Foto Usman Hasan |
"Tolong pak bicara dulu di media, mau jadi apa negara ini, sudah mobil rental susah penumpang, ketat alan terus .”
“Bapak dimana. ?
“Saya di perjalanan menuju Palu. Ada pungutan Rp 5000, kalau ada beberapa poss yang sopir harus mengeluarkan uang, kapan rakyat meningkat, kasian kan ?
“Oh ia, nanti masuk Palu ada lagi pungutan. Saya pernah diberitahu sopir, pungutan siang pakai karcis. Kalau malam ndak pakai karcis. Masih menurut sopir, yang memungut pada malam hari dijatah, harus sekian hasilnya, kalau ada kelebihan bagian si penagih."
“Waduh, parah itu bos, kayak perusahaan nenek moyangnya saja. Nanti saya mau telpon pejabat yang ngurusin pingutan itu. Ini semua yang ndak benar."
Itu diatas dialog dengan sahabat saya.
Yang menarik, seorang pejabat yang tidak mengeluarkan uang pungli justru merasa resah, turut merasakan masalah sopir. Apalagi sopir, pasti mereka resah. Mungkin tidak ada daya apa-apa. Mau protes, kemana ?. Ketimbang bikin pusing, masih lebih baik ikuti saja apa maunya. Toh sudah hal biasa dalam negara yang namanya Indonesia, banyak pungutan ini dan itu.

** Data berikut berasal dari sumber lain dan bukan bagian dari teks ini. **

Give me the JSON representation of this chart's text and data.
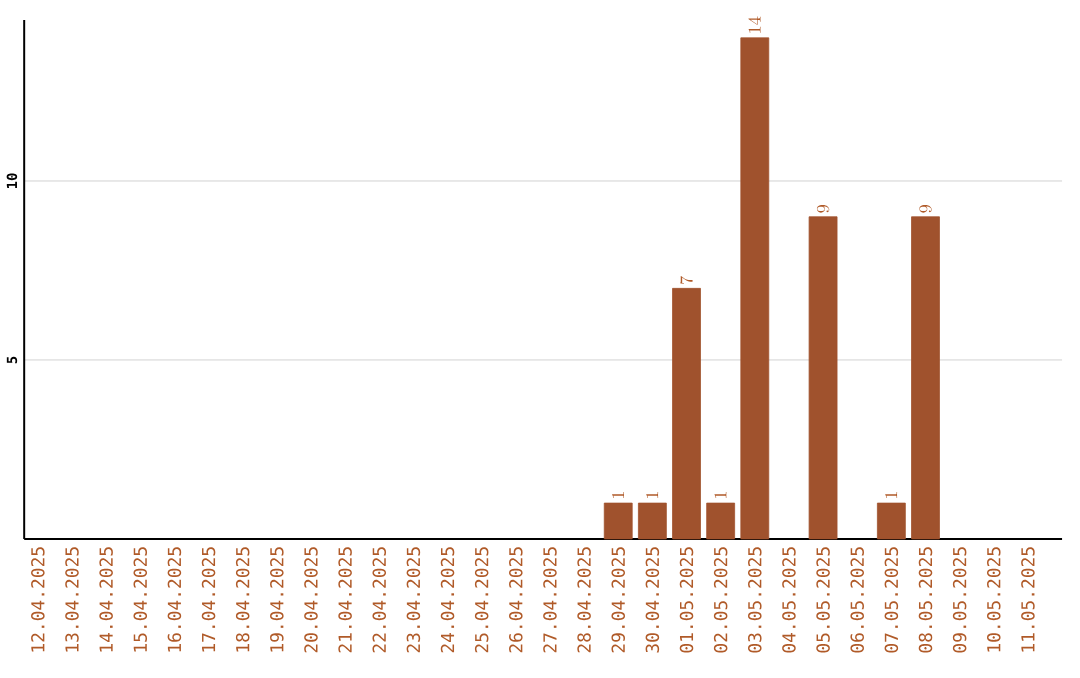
{
  "chart_data": {
    "type": "bar",
    "categories": [
      "12.04.2025",
      "13.04.2025",
      "14.04.2025",
      "15.04.2025",
      "16.04.2025",
      "17.04.2025",
      "18.04.2025",
      "19.04.2025",
      "20.04.2025",
      "21.04.2025",
      "22.04.2025",
      "23.04.2025",
      "24.04.2025",
      "25.04.2025",
      "26.04.2025",
      "27.04.2025",
      "28.04.2025",
      "29.04.2025",
      "30.04.2025",
      "01.05.2025",
      "02.05.2025",
      "03.05.2025",
      "04.05.2025",
      "05.05.2025",
      "06.05.2025",
      "07.05.2025",
      "08.05.2025",
      "09.05.2025",
      "10.05.2025",
      "11.05.2025"
    ],
    "values": [
      null,
      null,
      null,
      null,
      null,
      null,
      null,
      null,
      null,
      null,
      null,
      null,
      null,
      null,
      null,
      null,
      null,
      1,
      1,
      7,
      1,
      14,
      null,
      9,
      null,
      1,
      9,
      null,
      null,
      null
    ],
    "color": "#a0522d",
    "ylim": [
      0,
      14.5
    ],
    "yticks": [
      5,
      10
    ],
    "grid": "y",
    "data_labels": true
  }
}
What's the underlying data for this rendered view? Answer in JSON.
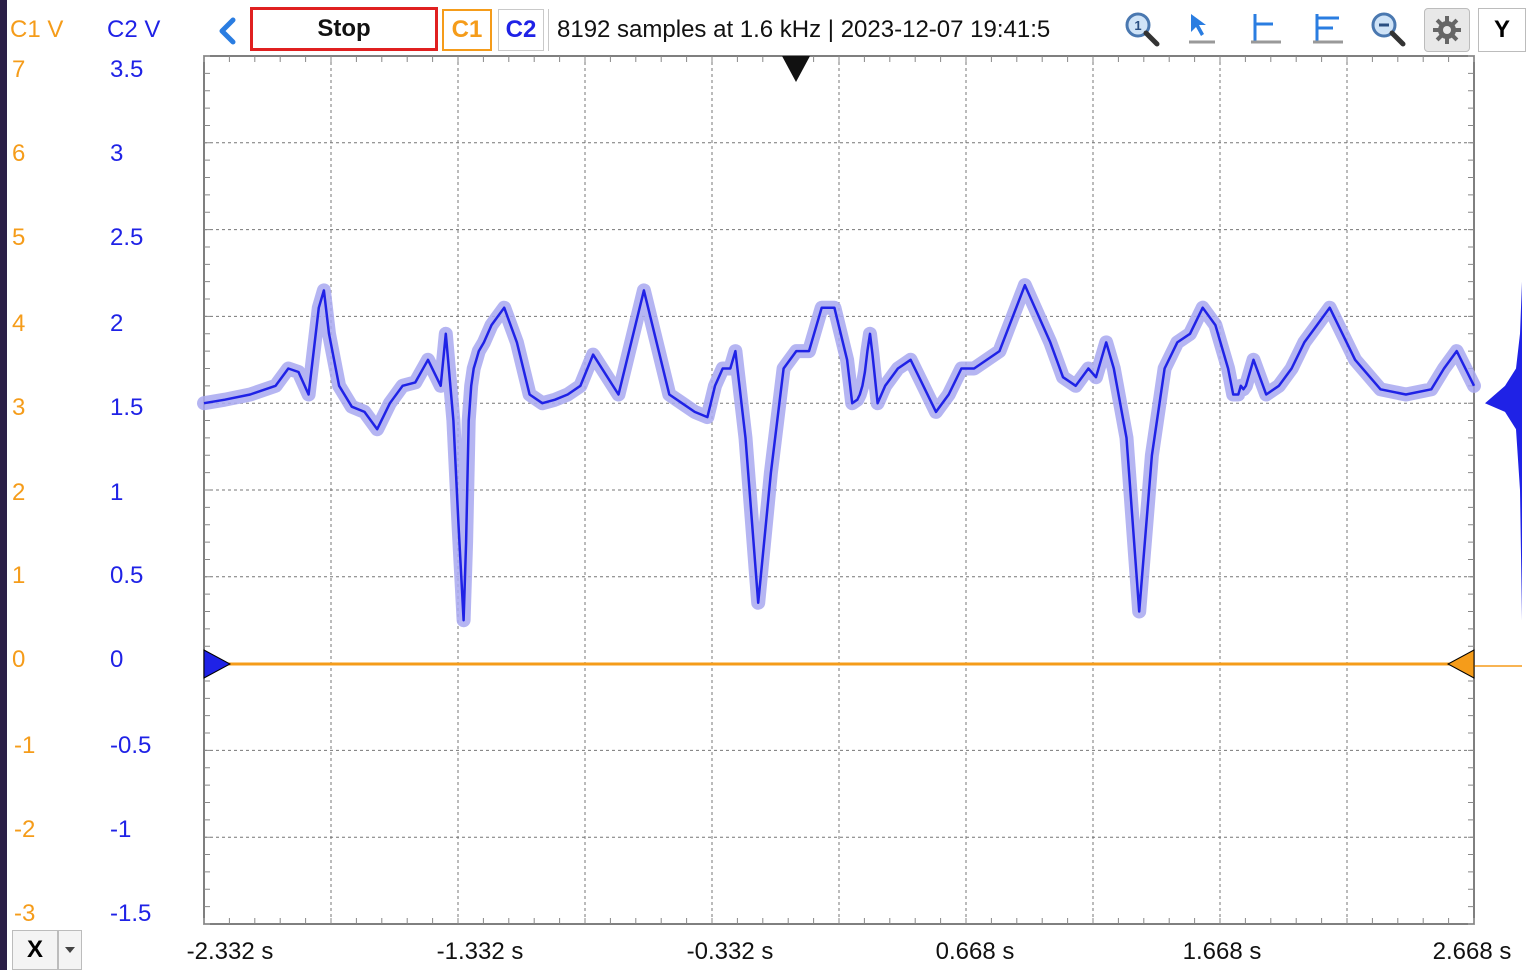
{
  "toolbar": {
    "c1_axis_label": "C1 V",
    "c2_axis_label": "C2 V",
    "run_button_label": "Stop",
    "c1_button_label": "C1",
    "c2_button_label": "C2",
    "info_text": "8192 samples at 1.6 kHz | 2023-12-07 19:41:5",
    "y_button_label": "Y",
    "tools": [
      "zoom-1-icon",
      "cursor-arrow-icon",
      "measure-level-icon",
      "measure-multi-level-icon",
      "zoom-out-icon"
    ]
  },
  "axes": {
    "c1_ticks": [
      "7",
      "6",
      "5",
      "4",
      "3",
      "2",
      "1",
      "0",
      "-1",
      "-2",
      "-3"
    ],
    "c2_ticks": [
      "3.5",
      "3",
      "2.5",
      "2",
      "1.5",
      "1",
      "0.5",
      "0",
      "-0.5",
      "-1",
      "-1.5"
    ],
    "x_ticks": [
      "-2.332 s",
      "-1.332 s",
      "-0.332 s",
      "0.668 s",
      "1.668 s",
      "2.668 s"
    ],
    "x_button_label": "X"
  },
  "colors": {
    "c1": "#f59c1a",
    "c2": "#1f22e6",
    "c2_band": "#a8a8f0",
    "stop_border": "#e02020"
  },
  "chart_data": {
    "type": "line",
    "x_range": [
      -2.332,
      2.668
    ],
    "y_range_c2": [
      -1.5,
      3.5
    ],
    "y_range_c1": [
      -3,
      7
    ],
    "grid": true,
    "series": [
      {
        "name": "C2",
        "x": [
          -2.332,
          -2.25,
          -2.15,
          -2.05,
          -2.0,
          -1.96,
          -1.92,
          -1.88,
          -1.86,
          -1.84,
          -1.8,
          -1.75,
          -1.7,
          -1.65,
          -1.6,
          -1.55,
          -1.5,
          -1.45,
          -1.4,
          -1.38,
          -1.35,
          -1.33,
          -1.31,
          -1.3,
          -1.29,
          -1.28,
          -1.27,
          -1.26,
          -1.25,
          -1.23,
          -1.2,
          -1.15,
          -1.1,
          -1.05,
          -1.0,
          -0.95,
          -0.9,
          -0.85,
          -0.8,
          -0.7,
          -0.6,
          -0.5,
          -0.45,
          -0.4,
          -0.35,
          -0.32,
          -0.29,
          -0.26,
          -0.24,
          -0.2,
          -0.15,
          -0.1,
          -0.05,
          0.0,
          0.05,
          0.1,
          0.15,
          0.2,
          0.22,
          0.24,
          0.25,
          0.26,
          0.27,
          0.28,
          0.29,
          0.3,
          0.32,
          0.35,
          0.4,
          0.45,
          0.5,
          0.55,
          0.6,
          0.65,
          0.7,
          0.8,
          0.9,
          1.0,
          1.05,
          1.1,
          1.15,
          1.18,
          1.2,
          1.22,
          1.25,
          1.3,
          1.35,
          1.4,
          1.45,
          1.5,
          1.55,
          1.6,
          1.65,
          1.7,
          1.72,
          1.74,
          1.75,
          1.76,
          1.77,
          1.78,
          1.8,
          1.85,
          1.9,
          1.95,
          2.0,
          2.05,
          2.1,
          2.2,
          2.3,
          2.4,
          2.5,
          2.55,
          2.6,
          2.668
        ],
        "values": [
          1.5,
          1.52,
          1.55,
          1.6,
          1.7,
          1.68,
          1.55,
          2.05,
          2.15,
          1.9,
          1.6,
          1.48,
          1.45,
          1.35,
          1.5,
          1.6,
          1.62,
          1.75,
          1.6,
          1.9,
          1.4,
          0.8,
          0.25,
          0.7,
          1.4,
          1.6,
          1.7,
          1.75,
          1.8,
          1.85,
          1.95,
          2.05,
          1.85,
          1.55,
          1.5,
          1.52,
          1.55,
          1.6,
          1.78,
          1.55,
          2.15,
          1.55,
          1.5,
          1.45,
          1.42,
          1.6,
          1.7,
          1.7,
          1.8,
          1.3,
          0.35,
          1.1,
          1.7,
          1.8,
          1.8,
          2.05,
          2.05,
          1.75,
          1.5,
          1.52,
          1.55,
          1.6,
          1.68,
          1.8,
          1.9,
          1.78,
          1.5,
          1.6,
          1.7,
          1.75,
          1.6,
          1.45,
          1.55,
          1.7,
          1.7,
          1.8,
          2.18,
          1.85,
          1.65,
          1.6,
          1.7,
          1.65,
          1.75,
          1.85,
          1.7,
          1.3,
          0.3,
          1.2,
          1.7,
          1.85,
          1.9,
          2.05,
          1.95,
          1.7,
          1.55,
          1.55,
          1.6,
          1.58,
          1.6,
          1.65,
          1.75,
          1.55,
          1.6,
          1.7,
          1.85,
          1.95,
          2.05,
          1.75,
          1.58,
          1.55,
          1.58,
          1.7,
          1.8,
          1.6
        ]
      },
      {
        "name": "C1",
        "x": [
          -2.332,
          2.668
        ],
        "values": [
          0,
          0
        ]
      }
    ]
  }
}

Mengurus surat di kecamatan harus mengeluarkan uang yang tidak dilandasi aturan.
Saya ingin menceritakan soal pungutan di Kecamatan. Ketika itu saya mengurus kelengkapan adminstrasi sebuah partai politik (menjelang Pemilu 2009). Menurut pegawai bagian admistrasi, bayarannya Rp 250,000. Saya berpikir, hebat juga, tanda tangan seorang camat berharga Rp 250. 000. Masalah itu saya sampaikan kepada seorang wartawan dan dia angkat di medianya. Lucunya, loper yang tidak tahu urusan berita dimarahi pak Camat. Pada saat saya mengurus kelengkapan adminisstrasi untuk kali berikutnya, pegawai di kecamatan mengarahkan saya bertemu langsung pak Camat. Setelah pak Camat memeriksa berkas-berkas yang saya sodorkan , beliau berkata : oh ia sudah ini partai yang dulu angkat berita pungli. Kalau saya ketemu orang yang angkat berita itu, ndak tahu lagi apa yang akan lakukan terhadapnya.
“Bukan saya yang angkat berita itu pak, tapi wartawan .Namanya saja wartawan pak, kalau ada berita yang dia pikir menarik untuk diangkat, ya dia angkat. Ndak ada hubungan dengan saya, pak". Saya membela diri
“Sudah, sekarang saya tanda tangan dan dan ndak pakai bayar satus sen pun". Pak Camat tanda tangan sambil marah-marah. Saya pikIr, biar saja marah-marah, yang panting tidak memukul dan lebih penting dia bubuhkan tanda tangannya.
Era tahun 80-an pernah dibentuk Opstib (operasi tertib). Yang memimpin Opstib adalah Laksamana Sudomo. Waktu itu Pungli sudah sangat merajalela. Gebrakan Sudomo lumayan berhasil. Ada kejutan sehingga Pungli mereda. Kemudian marak lagi dan itu berlanjut terus sampaiera sekarang ini.
Saya mau menyarankan agar dibentuk lembaga yang khusus menangani urusan pungutan liar.
Mungkin boleh meniru Opstib gaya Sudomo. Dipimpin oleh Militer. Mungkin akan ada protes lagi, soal payung hukumnya, karena militer kan ndak boleh mengurusi masalah yang menjadi bidang dari aparat sipil. Biar saja, ketimbang banyak instansi, banyak aparat dalam bidang pengawasan namun nyatanya Pungli terjadi dimana-mana, mengapa kita tidak meniru sesuatu yang tujuannya baik demi kemaslahatan orang banyak. Yang penting tujuan berhasil.